Les personnalités politiques sont également ciblées par la violence liée au blasphème. Un des incidents les plus médiatisés impliquait l’ancien gouverneur du Pendjab, Salman Taseer, assassiné par son propre garde du corps en 2011. Salman Taseer était en faveur de l’abolition des lois anti-blasphème pakistanaises. Le garde du corps avait été condamné à mort, et des foules s’étaient rassemblées dans la rue pour protester. Après l’exécution du garde du corps, les manifestants ont érigé un sanctuaire autour de sa tombe. Un autre incident en 2011 impliquant des individus non identifiés a entraîné la mort du ministre fédéral des Minorités religieuses, Shahbaz Bhatti. Tout comme Salman Taseer, Shahbaz Bhatti se montrait critique à l’égard des lois anti-blasphème.

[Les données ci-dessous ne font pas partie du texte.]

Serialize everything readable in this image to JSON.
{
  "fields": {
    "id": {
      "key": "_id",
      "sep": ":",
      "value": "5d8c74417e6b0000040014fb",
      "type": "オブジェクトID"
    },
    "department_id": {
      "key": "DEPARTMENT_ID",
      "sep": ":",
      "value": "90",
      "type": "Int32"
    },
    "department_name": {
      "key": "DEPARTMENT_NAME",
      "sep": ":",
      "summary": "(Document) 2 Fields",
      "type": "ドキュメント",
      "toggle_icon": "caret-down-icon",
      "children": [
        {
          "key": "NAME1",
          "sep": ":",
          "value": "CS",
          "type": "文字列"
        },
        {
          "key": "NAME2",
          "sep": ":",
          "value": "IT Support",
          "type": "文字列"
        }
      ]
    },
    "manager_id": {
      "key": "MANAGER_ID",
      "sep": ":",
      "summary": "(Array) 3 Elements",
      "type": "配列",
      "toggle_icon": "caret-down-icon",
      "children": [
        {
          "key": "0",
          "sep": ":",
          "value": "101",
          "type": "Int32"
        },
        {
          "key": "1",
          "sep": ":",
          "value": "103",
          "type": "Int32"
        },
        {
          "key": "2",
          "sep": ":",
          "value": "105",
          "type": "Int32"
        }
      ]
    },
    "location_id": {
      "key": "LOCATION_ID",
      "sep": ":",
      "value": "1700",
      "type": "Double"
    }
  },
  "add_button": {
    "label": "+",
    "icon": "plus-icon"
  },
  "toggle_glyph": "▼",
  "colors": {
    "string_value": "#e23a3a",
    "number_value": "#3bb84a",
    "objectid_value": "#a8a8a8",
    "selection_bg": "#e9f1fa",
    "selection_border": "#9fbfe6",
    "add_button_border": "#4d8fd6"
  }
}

En plus de procédures spéciales des Nations unies, des organisations de défense des droits humains et de la liberté de religion ainsi que d’autres gouvernements ont condamné les violences groupées au Pakistan résultant d’accusations de blasphème. Des experts consultés par le Conseil ont confirmé que porter plainte contre une personne pour blasphème pouvait provoquer son arrestation pour la protéger de la violence des foules. Toutefois, comme l’a démontré l’incident de juin 2024, la détention policière peut ne pas suffire à protéger les personnes accusées de blasphème des violences des foules.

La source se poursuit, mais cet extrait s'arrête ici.